Mina halted her horse before the gate. She raised her voice, and it carried as clear and ringing as the notes of a silver bell.

“I am called Mina. I come to Silvanost in the name of the One God. I come to Silvanost to teach my elven brothers and sisters of the One God and to accept them into the service of the One God. I call upon you, the people of Silvanost, to open the gates, that I may enter in peace.”

“Do not trust her,” urged the kirath. “Do not believe her!”

No one listened, and when one of the kirath, a man named Rolan, lifted his bow and would have fired a shaft at the human girl, those standing around him struck him down so that he fell bloody and dazed to the pavement. Finding that no one paid them any heed, the kirath picked up their fallen comrade and left the city of Silvanost, retreated back to their woodlands.

A herald advanced and read aloud a proclamation.

“His Majesty the king orders that the gates of Silvanost be opened to Mina, whom His Majesty names Dragonslayer, Savior of the Silvanesti.”

The elven archers flung down their bows and gave a ragged cheer. The elven gatekeepers hastened to the gates that were made of steel and silver and magic. Though these gates looked as frail and fragile as spun cobweb, they were so bound by ancient magicks that no force on Krynn could break them, unless it was the breath of a dragon. But Mina, it seemed, had only to set her hand to the gates, and they opened.

Mina rode slowly into Silvanost. The minotaur walked at her stirrup, glowering distrustfully at the elves, his hand on his sword. Her soldiers came after, nervous, watchful, wary. The elves, after their initial cheer, fell silent. Crowds of elves lined the highway that was chalk-white in the moonlight. No one spoke, and all that could be heard was the jingle of chain mail and the rattle of armor and sword, the steady shuffling march of booted feet.

Mina had gone only a short distance, and some of the army still remained outside the gate, when she drew her horse to a halt. She heard a sound, and now she looked out into the crowd.

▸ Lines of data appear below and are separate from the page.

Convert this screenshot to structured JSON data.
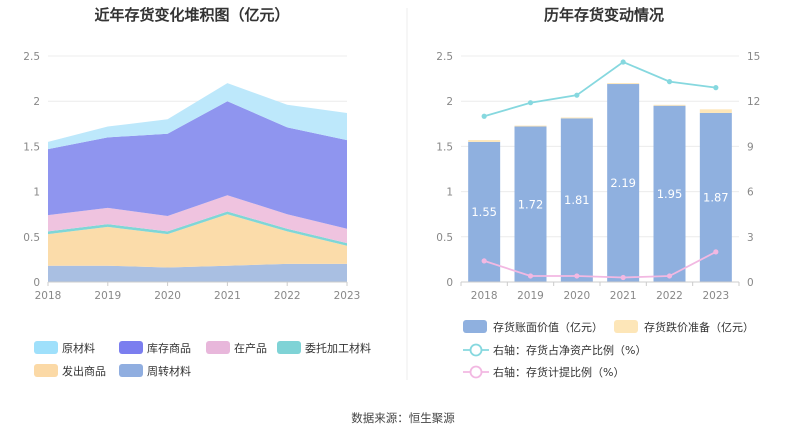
{
  "chart_data": [
    {
      "type": "area",
      "stacked": true,
      "title": "近年存货变化堆积图（亿元）",
      "categories": [
        "2018",
        "2019",
        "2020",
        "2021",
        "2022",
        "2023"
      ],
      "ylim": [
        0,
        2.5
      ],
      "y_ticks": [
        "0",
        "0.5",
        "1",
        "1.5",
        "2",
        "2.5"
      ],
      "grid": true,
      "series": [
        {
          "name": "周转材料",
          "color": "#a9bfe2",
          "values": [
            0.18,
            0.18,
            0.16,
            0.18,
            0.2,
            0.2
          ]
        },
        {
          "name": "发出商品",
          "color": "#fbdcaa",
          "values": [
            0.35,
            0.43,
            0.37,
            0.57,
            0.36,
            0.2
          ]
        },
        {
          "name": "委托加工材料",
          "color": "#7fd6d6",
          "values": [
            0.03,
            0.03,
            0.03,
            0.03,
            0.03,
            0.03
          ]
        },
        {
          "name": "在产品",
          "color": "#efc3df",
          "values": [
            0.18,
            0.18,
            0.17,
            0.18,
            0.16,
            0.16
          ]
        },
        {
          "name": "库存商品",
          "color": "#8f95ef",
          "values": [
            0.73,
            0.78,
            0.91,
            1.04,
            0.96,
            0.98
          ]
        },
        {
          "name": "原材料",
          "color": "#bde8fb",
          "values": [
            0.08,
            0.12,
            0.16,
            0.2,
            0.25,
            0.3
          ]
        }
      ],
      "legend_order": [
        "原材料",
        "库存商品",
        "在产品",
        "委托加工材料",
        "发出商品",
        "周转材料"
      ],
      "legend_colors": {
        "原材料": "#9fe0fb",
        "库存商品": "#7b7eef",
        "在产品": "#e8b7db",
        "委托加工材料": "#7fd3d6",
        "发出商品": "#fbd9a6",
        "周转材料": "#90aee0"
      },
      "legend_position": "bottom"
    },
    {
      "type": "bar",
      "title": "历年存货变动情况",
      "categories": [
        "2018",
        "2019",
        "2020",
        "2021",
        "2022",
        "2023"
      ],
      "ylim": [
        0,
        2.5
      ],
      "y_ticks": [
        "0",
        "0.5",
        "1",
        "1.5",
        "2",
        "2.5"
      ],
      "y2lim": [
        0,
        15
      ],
      "y2_ticks": [
        "0",
        "3",
        "6",
        "9",
        "12",
        "15"
      ],
      "grid": true,
      "series": [
        {
          "name": "存货账面价值（亿元）",
          "kind": "bar",
          "axis": "left",
          "color": "#8fb0df",
          "values": [
            1.55,
            1.72,
            1.81,
            2.19,
            1.95,
            1.87
          ],
          "labels": [
            "1.55",
            "1.72",
            "1.81",
            "2.19",
            "1.95",
            "1.87"
          ]
        },
        {
          "name": "存货跌价准备（亿元）",
          "kind": "bar-stack",
          "axis": "left",
          "color": "#fde6b8",
          "values": [
            0.02,
            0.01,
            0.01,
            0.01,
            0.01,
            0.04
          ]
        },
        {
          "name": "右轴：存货占净资产比例（%）",
          "kind": "line",
          "axis": "right",
          "color": "#86d8df",
          "values": [
            11.0,
            11.9,
            12.4,
            14.6,
            13.3,
            12.9
          ]
        },
        {
          "name": "右轴：存货计提比例（%）",
          "kind": "line",
          "axis": "right",
          "color": "#f2b8e2",
          "values": [
            1.4,
            0.4,
            0.4,
            0.3,
            0.4,
            2.0
          ]
        }
      ],
      "legend_position": "bottom"
    }
  ],
  "source": "数据来源：恒生聚源"
}
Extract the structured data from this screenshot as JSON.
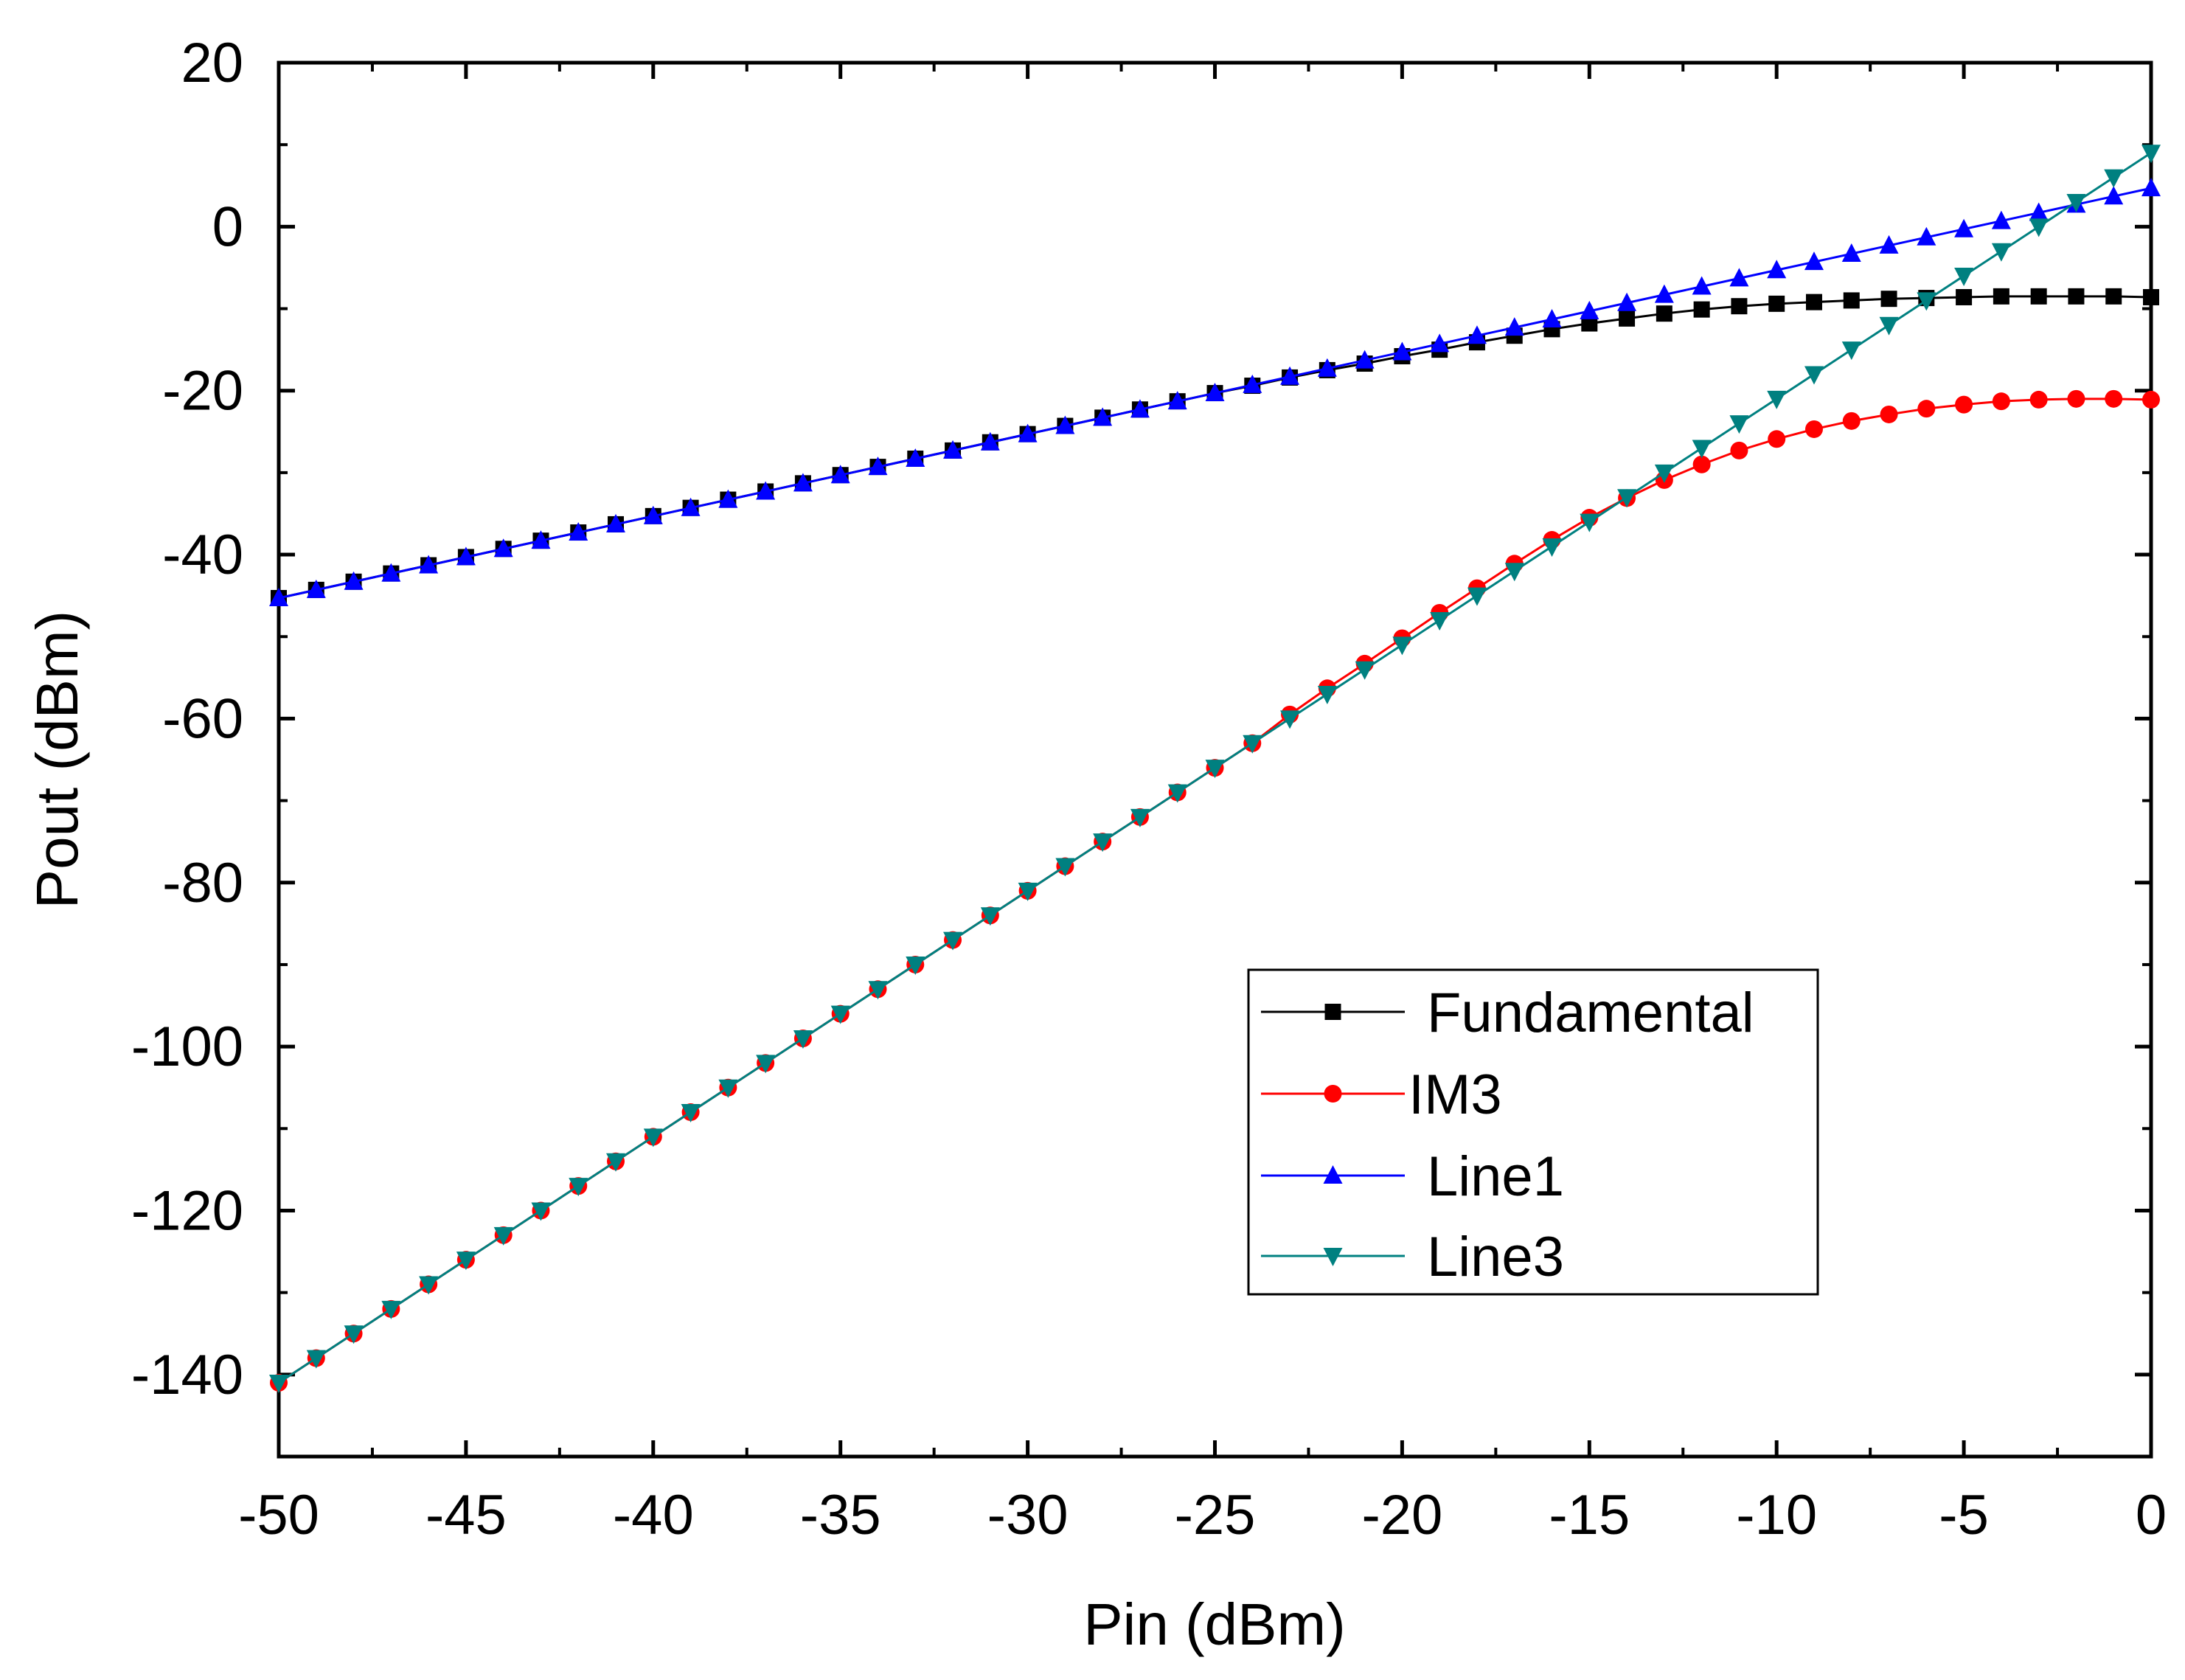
{
  "chart_data": {
    "type": "line",
    "title": "",
    "xlabel": "Pin (dBm)",
    "ylabel": "Pout (dBm)",
    "xlim": [
      -50,
      0
    ],
    "ylim": [
      -150,
      20
    ],
    "x_ticks": [
      -50,
      -45,
      -40,
      -35,
      -30,
      -25,
      -20,
      -15,
      -10,
      -5,
      0
    ],
    "x_tick_labels": [
      "-50",
      "-45",
      "-40",
      "-35",
      "-30",
      "-25",
      "-20",
      "-15",
      "-10",
      "-5",
      "0"
    ],
    "y_ticks": [
      -140,
      -120,
      -100,
      -80,
      -60,
      -40,
      -20,
      0,
      20
    ],
    "y_tick_labels": [
      "-140",
      "-120",
      "-100",
      "-80",
      "-60",
      "-40",
      "-20",
      "0",
      "20"
    ],
    "legend_position": "lower-right",
    "x": [
      -50,
      -49,
      -48,
      -47,
      -46,
      -45,
      -44,
      -43,
      -42,
      -41,
      -40,
      -39,
      -38,
      -37,
      -36,
      -35,
      -34,
      -33,
      -32,
      -31,
      -30,
      -29,
      -28,
      -27,
      -26,
      -25,
      -24,
      -23,
      -22,
      -21,
      -20,
      -19,
      -18,
      -17,
      -16,
      -15,
      -14,
      -13,
      -12,
      -11,
      -10,
      -9,
      -8,
      -7,
      -6,
      -5,
      -4,
      -3,
      -2,
      -1,
      0
    ],
    "series": [
      {
        "name": "Fundamental",
        "color": "#000000",
        "marker": "square",
        "values": [
          -45.3,
          -44.3,
          -43.3,
          -42.3,
          -41.3,
          -40.3,
          -39.3,
          -38.3,
          -37.3,
          -36.3,
          -35.3,
          -34.3,
          -33.3,
          -32.3,
          -31.3,
          -30.3,
          -29.3,
          -28.3,
          -27.3,
          -26.3,
          -25.3,
          -24.3,
          -23.3,
          -22.3,
          -21.3,
          -20.3,
          -19.4,
          -18.4,
          -17.5,
          -16.7,
          -15.8,
          -15.0,
          -14.1,
          -13.3,
          -12.5,
          -11.8,
          -11.2,
          -10.6,
          -10.1,
          -9.7,
          -9.4,
          -9.2,
          -9.0,
          -8.8,
          -8.7,
          -8.6,
          -8.5,
          -8.5,
          -8.5,
          -8.5,
          -8.6
        ]
      },
      {
        "name": "IM3",
        "color": "#ff0000",
        "marker": "circle",
        "values": [
          -141,
          -138,
          -135,
          -132,
          -129,
          -126,
          -123,
          -120,
          -117,
          -114,
          -111,
          -108,
          -105,
          -102,
          -99,
          -96,
          -93,
          -90,
          -87,
          -84,
          -81,
          -78,
          -75,
          -72,
          -69,
          -66,
          -63,
          -59.5,
          -56.3,
          -53.3,
          -50.2,
          -47.1,
          -44.1,
          -41.1,
          -38.2,
          -35.5,
          -33.1,
          -30.9,
          -29.0,
          -27.3,
          -25.9,
          -24.7,
          -23.7,
          -22.9,
          -22.2,
          -21.7,
          -21.3,
          -21.1,
          -21.0,
          -21.0,
          -21.1
        ]
      },
      {
        "name": "Line1",
        "color": "#0000ff",
        "marker": "triangle-up",
        "values": [
          -45.3,
          -44.3,
          -43.3,
          -42.3,
          -41.3,
          -40.3,
          -39.3,
          -38.3,
          -37.3,
          -36.3,
          -35.3,
          -34.3,
          -33.3,
          -32.3,
          -31.3,
          -30.3,
          -29.3,
          -28.3,
          -27.3,
          -26.3,
          -25.3,
          -24.3,
          -23.3,
          -22.3,
          -21.3,
          -20.3,
          -19.3,
          -18.3,
          -17.3,
          -16.3,
          -15.3,
          -14.3,
          -13.3,
          -12.3,
          -11.3,
          -10.3,
          -9.3,
          -8.3,
          -7.3,
          -6.3,
          -5.3,
          -4.3,
          -3.3,
          -2.3,
          -1.3,
          -0.3,
          0.7,
          1.7,
          2.7,
          3.7,
          4.7
        ]
      },
      {
        "name": "Line3",
        "color": "#008080",
        "marker": "triangle-down",
        "values": [
          -141,
          -138,
          -135,
          -132,
          -129,
          -126,
          -123,
          -120,
          -117,
          -114,
          -111,
          -108,
          -105,
          -102,
          -99,
          -96,
          -93,
          -90,
          -87,
          -84,
          -81,
          -78,
          -75,
          -72,
          -69,
          -66,
          -63,
          -60,
          -57,
          -54,
          -51,
          -48,
          -45,
          -42,
          -39,
          -36,
          -33,
          -30,
          -27,
          -24,
          -21,
          -18,
          -15,
          -12,
          -9,
          -6,
          -3,
          0,
          3,
          6,
          9
        ]
      }
    ]
  }
}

Dismounting, she left the highway and walked straight into the crowd of elves. The huge minotaur drew his sword and would have followed to guard her back, but she raised her hand in a wordless command, and he halted as though she had struck him. Mina came to a young elven woman trying vainly to stifle the whimperings of fretful child of about three years. It was the child’s wail that had caught Mina’s ears.

The elves drew aside to let Mina pass, flinching from her as though her touch pained them. Yet, after she had passed, some of the younger reached out hesitatingly to touch her again. She paid them no heed. Approaching the elven woman, Mina said, speaking in elven, “Your baby cries. She burns with fever. What is wrong with her?”

The mother held the child protectively in her arms, bowed her head over the little girl. Her tears fell on the child’s hot forehead.

“She has the wasting sickness. She has been ill for days now. She grows worse all the time. I fear that. . . she is dying.”

“Give me the child,” said Mina, holding out her hands.

“No!” The elven woman clasped the child to her. “No, do not harm her!”